Seulement 45 pour cent des travailleurs bénéficient des réformes du travail du gouvernement d'Andrés Manuel López Obrador, le reste étant constitué d'employés informels qui ne bénéficient d'aucune aide sociale, a déclaré Octavio de la Torre, président de la Confédération des chambres nationales de commerce. , Services et Tourisme (Concanaco-Sevitur).

« Les réformes sont proposées par les députés et les sénateurs et les augmentations annuelles de salaire sont approuvées par les employeurs, les travailleurs et les secteurs gouvernementaux. Ces avantages et modifications ne concernent que 45 pour cent de l'économie, soit moins de la moitié de la population économiquement active », a-t-il affirmé.

Le dirigeant a considéré que deux réalités coexistent actuellement au Mexique, la main-d'œuvre et les entreprises qui se conforment aux réformes, qui représentent seulement 45,2 pour cent du total, tandis que celles qui fonctionnent de manière informelle et en dehors de la loi, qui totalisent 54,8 pour cent.

Selon l'Institut national de la statistique et de la géographie (Inegi), au quatrième trimestre 2023, environ 54,8 pour cent de la population employée travaille de manière informelle, a-t-il ajouté.

« Autrement dit, plus de 32,5 millions de personnes sont invisibles aux réformes du travail et aux lois promues par le gouvernement et les législateurs mexicains », a-t-il noté.

L'informalité est un problème structurel au Mexique qui représente plus de 50 pour cent de l'économie nationale, a rappelé le représentant des entreprises.

De la Torre a ajouté que les réformes promues « comme un sport national » ne répondent pas à la réalité et génèrent la pauvreté chez des millions de travailleurs et leurs familles, car étant invisibles, ils sont exclus des bénéfices du système de santé et privés d'une pension de retraite. , l'accès au logement ou à toute autre prestation.

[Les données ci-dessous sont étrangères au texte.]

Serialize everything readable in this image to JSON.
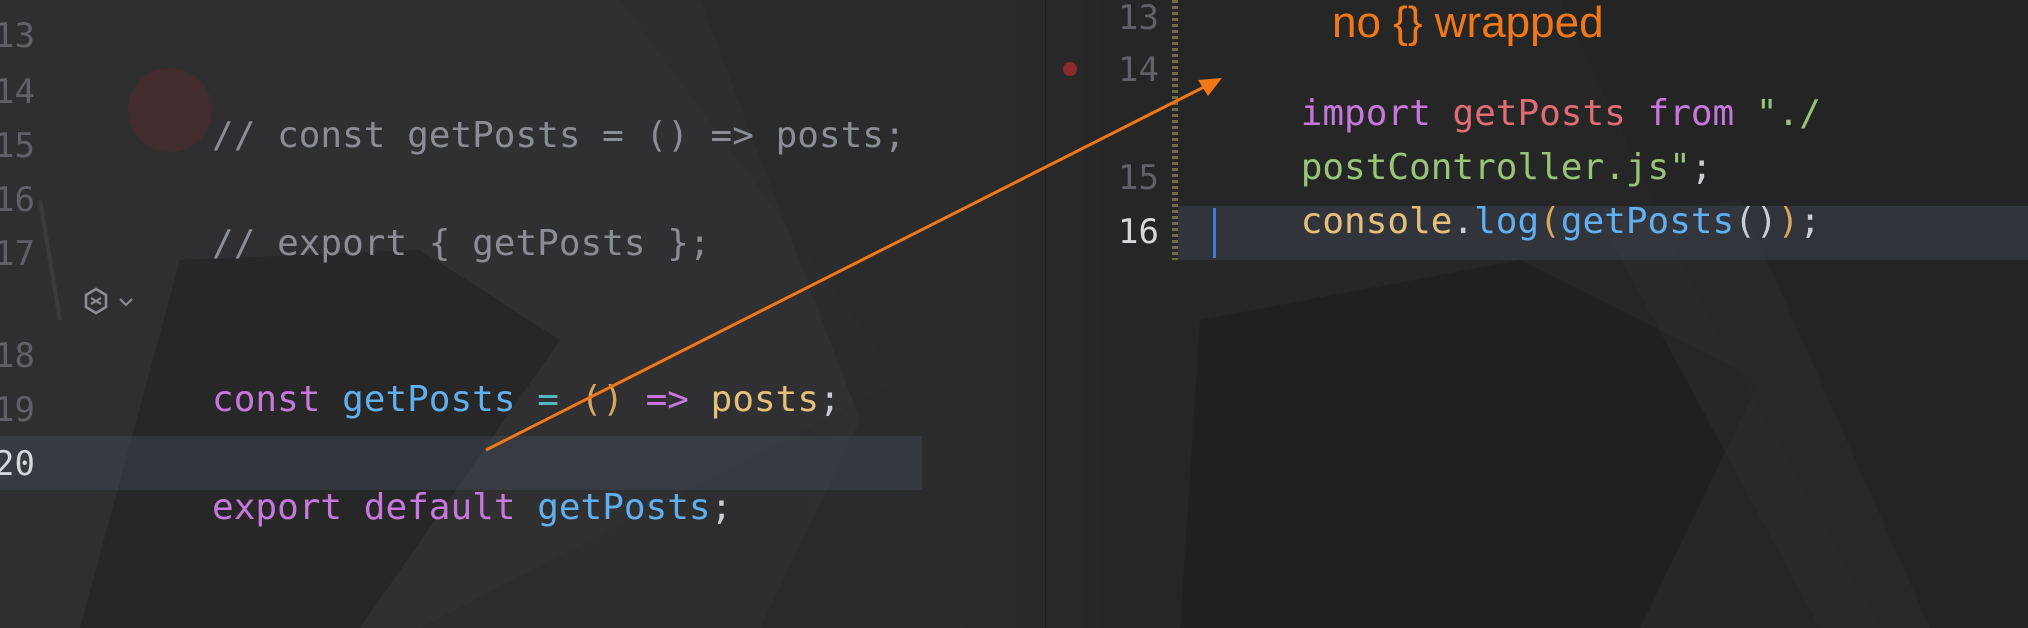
{
  "annotation": {
    "text": "no {} wrapped",
    "color": "#f07818"
  },
  "left_editor": {
    "line_numbers": [
      "13",
      "14",
      "15",
      "16",
      "17",
      "18",
      "19",
      "20"
    ],
    "lines": {
      "l14": {
        "comment": "// const getPosts = () => posts;"
      },
      "l16": {
        "comment": "// export { getPosts };"
      },
      "l18": {
        "kw": "const",
        "fn": "getPosts",
        "op1": "=",
        "parens": "()",
        "op2": "=>",
        "var": "posts",
        "end": ";"
      },
      "l20": {
        "kw1": "export",
        "kw2": "default",
        "fn": "getPosts",
        "end": ";"
      }
    }
  },
  "right_editor": {
    "line_numbers": [
      "13",
      "14",
      "15",
      "16"
    ],
    "lines": {
      "l14a": {
        "kw1": "import",
        "ident": "getPosts",
        "kw2": "from",
        "str1": "\"./"
      },
      "l14b": {
        "str2": "postController.js\"",
        "end": ";"
      },
      "l15": {
        "obj": "console",
        "dot": ".",
        "method": "log",
        "p1": "(",
        "fn": "getPosts",
        "p2": "()",
        "p3": ")",
        "end": ";"
      }
    }
  }
}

« Aujourd’hui, les États où l’informalité est la plus grande sont Oaxaca avec 81,1 pour cent, Chiapas avec 73,2 pour cent, Hidalgo avec 71,8 pour cent, Tlaxcala avec 71,4 pour cent, Puebla avec 69,9 pour cent, Veracruz avec 68,1 pour cent, Michoacán avec 66,8 pour cent et Morelos avec 63,3 pour cent. » a-t-il indiqué.

Les travailleurs de l'économie informelle, majoritaires au Mexique, ne sont pas soumis à la législation, tout comme les employeurs ne respectent pas le paiement des impôts, a commenté le président de Concana Servitur.

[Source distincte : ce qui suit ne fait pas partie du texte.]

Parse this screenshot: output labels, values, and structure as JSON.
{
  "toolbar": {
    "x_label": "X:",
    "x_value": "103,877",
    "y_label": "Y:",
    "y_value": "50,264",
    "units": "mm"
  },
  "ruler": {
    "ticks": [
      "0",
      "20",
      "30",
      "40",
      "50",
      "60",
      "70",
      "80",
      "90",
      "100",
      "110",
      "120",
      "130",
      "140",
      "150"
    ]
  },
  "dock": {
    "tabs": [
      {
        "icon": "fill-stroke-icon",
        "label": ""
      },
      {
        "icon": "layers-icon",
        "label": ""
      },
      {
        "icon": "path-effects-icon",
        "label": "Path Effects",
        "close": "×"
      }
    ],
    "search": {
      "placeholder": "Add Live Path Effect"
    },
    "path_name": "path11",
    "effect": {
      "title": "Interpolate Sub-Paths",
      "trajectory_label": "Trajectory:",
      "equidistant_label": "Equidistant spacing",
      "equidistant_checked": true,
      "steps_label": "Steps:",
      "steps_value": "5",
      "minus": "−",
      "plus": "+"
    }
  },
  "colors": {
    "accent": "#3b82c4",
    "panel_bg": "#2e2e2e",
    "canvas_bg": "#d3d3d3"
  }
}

« Les familles manquent de couverture sociale, de protection sociale et d'avantages liés à l'emploi, des réalisations qui ont toutes été promues et soutenues par le secteur formel des entreprises, le gouvernement et les travailleurs eux-mêmes », a-t-il noté.

Selon le président de Concanaco Servytur, 10 millions de travailleurs du secteur informel de l'économie reçoivent des revenus mensuels inférieurs à un salaire minimum, tandis que le reste reçoit des revenus supérieurs à un salaire minimum et un maximum de cinq salaires minimum.

« Les propriétaires d'entreprises familiales et les entrepreneurs qui créent des emplois formels représentent 45,2 pour cent de l'emploi formel et donc la pression fiscale et réglementaire augmente, a-t-il souligné.

Les entreprises établies qui se conforment sont surréglementées et soumises à des réformes juridiques constantes, des certifications, des examens, des audits et des visites d'inspection, a-t-il ajouté.

« La charge réglementaire pour ceux qui exécutent des procédures et des services fédéraux représente un coût économique équivalent à 2,7 pour cent du produit intérieur brut (PIB) national, un chiffre similaire, par exemple, à la contribution de l'ensemble de l'État du Michoacán en un an. « , a-t-il commenté. .

Pour le dirigeant, ceux qui opèrent dans l’économie informelle, et qui sont majoritaires, échappent à la réglementation en payant une rente à la municipalité ou simplement en procédant en dehors de la loi, ce qui sape les efforts visant à promouvoir la formalisation et le respect de la réglementation établie.

« Il ne sert à rien de présenter de nouvelles réformes législatives pour améliorer le bien-être des salariés si la majorité des entreprises fonctionnent de manière informelle, se sentant exemptées d'augmentations de salaires, de jours de vacances ou de tout autre avantage », a conclu Octavio de la Torre.